Data Preparation¶

The first key component of the config file is the data_config section.

experiment:
  data_config:
    strategy: dataset|fixed|hierarchy
    dataset_path: this/is/the/path.tsv
    root_folder: this/is/the/path
    train_path: this/is/the/path.tsv
    validation_path: this/is/the/path.tsv
    test_path: this/is/the/path.tsv
  binarize: True
    side_information:
        - dataloader: FeatureLoader1
          map: this/is/the/path.tsv
          features: this/is/the/path.tsv
          properties: this/is/the/path.conf
        - dataloader: FeatureLoader2
          folder_map_features: this/is/the/path/folder

In this section, we can define which input files and how they should be loaded.

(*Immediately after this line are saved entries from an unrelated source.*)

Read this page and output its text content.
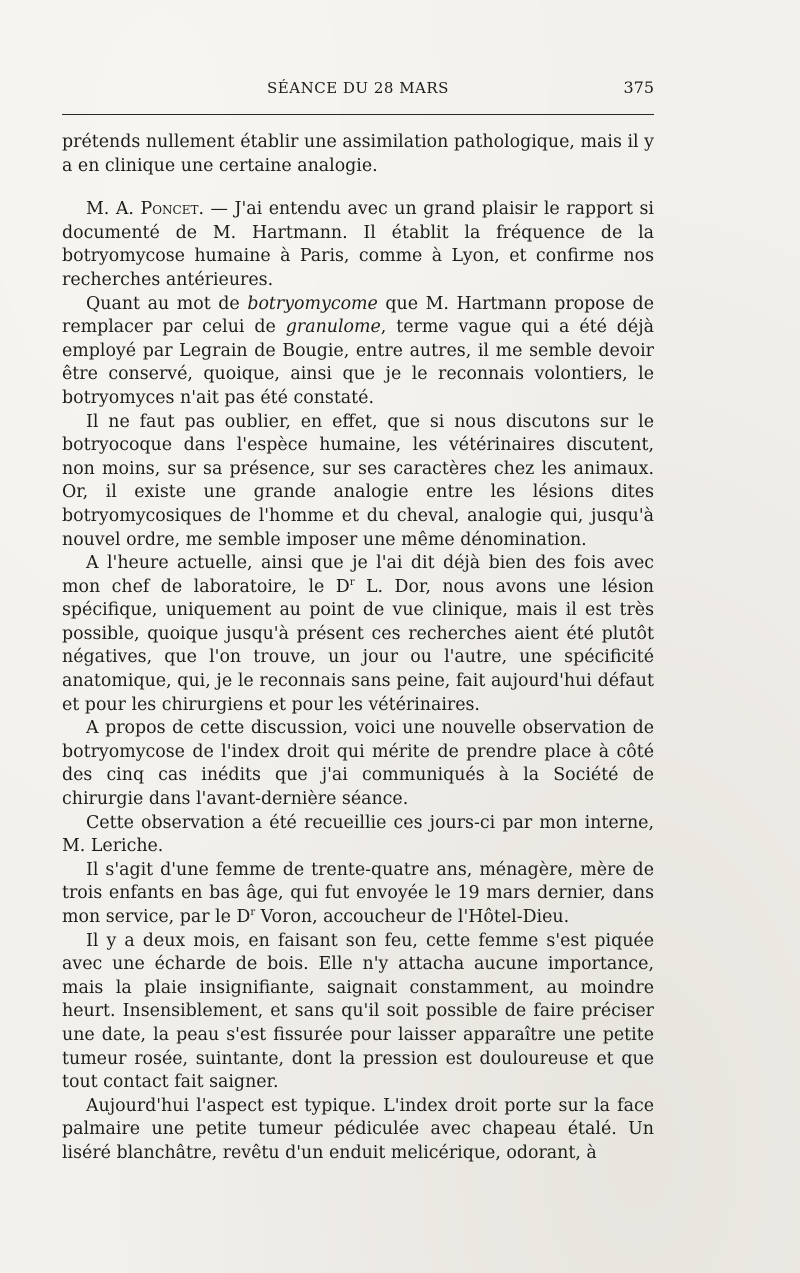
SÉANCE DU 28 MARS	375

prétends nullement établir une assimilation pathologique, mais il y a en clinique une certaine analogie.

M. A. Poncet. — J'ai entendu avec un grand plaisir le rapport si documenté de M. Hartmann. Il établit la fréquence de la botryomycose humaine à Paris, comme à Lyon, et confirme nos recherches antérieures.

Quant au mot de botryomycome que M. Hartmann propose de remplacer par celui de granulome, terme vague qui a été déjà employé par Legrain de Bougie, entre autres, il me semble devoir être conservé, quoique, ainsi que je le reconnais volontiers, le botryomyces n'ait pas été constaté.

Il ne faut pas oublier, en effet, que si nous discutons sur le botryocoque dans l'espèce humaine, les vétérinaires discutent, non moins, sur sa présence, sur ses caractères chez les animaux. Or, il existe une grande analogie entre les lésions dites botryomycosiques de l'homme et du cheval, analogie qui, jusqu'à nouvel ordre, me semble imposer une même dénomination.

A l'heure actuelle, ainsi que je l'ai dit déjà bien des fois avec mon chef de laboratoire, le $D^r$ L. Dor, nous avons une lésion spécifique, uniquement au point de vue clinique, mais il est très possible, quoique jusqu'à présent ces recherches aient été plutôt négatives, que l'on trouve, un jour ou l'autre, une spécificité anatomique, qui, je le reconnais sans peine, fait aujourd'hui défaut et pour les chirurgiens et pour les vétérinaires.

A propos de cette discussion, voici une nouvelle observation de botryomycose de l'index droit qui mérite de prendre place à côté des cinq cas inédits que j'ai communiqués à la Société de chirurgie dans l'avant-dernière séance.

Cette observation a été recueillie ces jours-ci par mon interne, M. Leriche.

Il s'agit d'une femme de trente-quatre ans, ménagère, mère de trois enfants en bas âge, qui fut envoyée le 19 mars dernier, dans mon service, par le $D^r$ Voron, accoucheur de l'Hôtel-Dieu.

Il y a deux mois, en faisant son feu, cette femme s'est piquée avec une écharde de bois. Elle n'y attacha aucune importance, mais la plaie insignifiante, saignait constamment, au moindre heurt. Insensiblement, et sans qu'il soit possible de faire préciser une date, la peau s'est fissurée pour laisser apparaître une petite tumeur rosée, suintante, dont la pression est douloureuse et que tout contact fait saigner.

Aujourd'hui l'aspect est typique. L'index droit porte sur la face palmaire une petite tumeur pédiculée avec chapeau étalé. Un liséré blanchâtre, revêtu d'un enduit melicérique, odorant, à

In the following, we will consider as datasets, tab-separated-value files that contain one interaction per row, in the format:

UserID ItemID Rating [ TimeStamp ]

where TimeStamp is optional.

Data preparation Strategies¶

According to the kind of data we have, we can choose among three different loading strategies: dataset, fixed, hierarchy.

dataset assumes that the input data is NOT previously split in training, validation, and test set. For this reason, ONLY if we adopt a dataset strategy we can later perform prefiltering and splitting operations.

dataset takes just ONE default parameter: dataset_path, which points to the stored dataset.

experiment:
  data_config:
    strategy: dataset
    dataset_path: this/is/the/path.tsv

fixed strategy assumes that our data has been previously split into training/validation/test sets or training/test sets. Since data is supposed as previously split, no further prefiltering and splitting operation is contemplated.

fixed takes two mandatory parameters: train_path and test_path, and one optional parameter, validation_path.

experiment:
  data_config:
    strategy: fixed
    train_path: this/is/the/path.tsv
    validation_path: this/is/the/path.tsv
    test_path: this/is/the/path.tsv

The last strategy is hierarchy. hierarchy is designed to load a dataset that has been previously split and filtered with Elliot. Here, the data is assumed as split and no further prefiltering and splitting operations are needed.

hierarchy takes one mandatory parameter, root_folder, that points to the folder where we previously stored the split files.

When fixed or dataset strategy is selected it is also possible to use the flag binarize to transform explicit user/item feedbacks into implicit ones.

experiment:
  data_config:
    strategy: hierarchy
    root_folder: this/is/the/path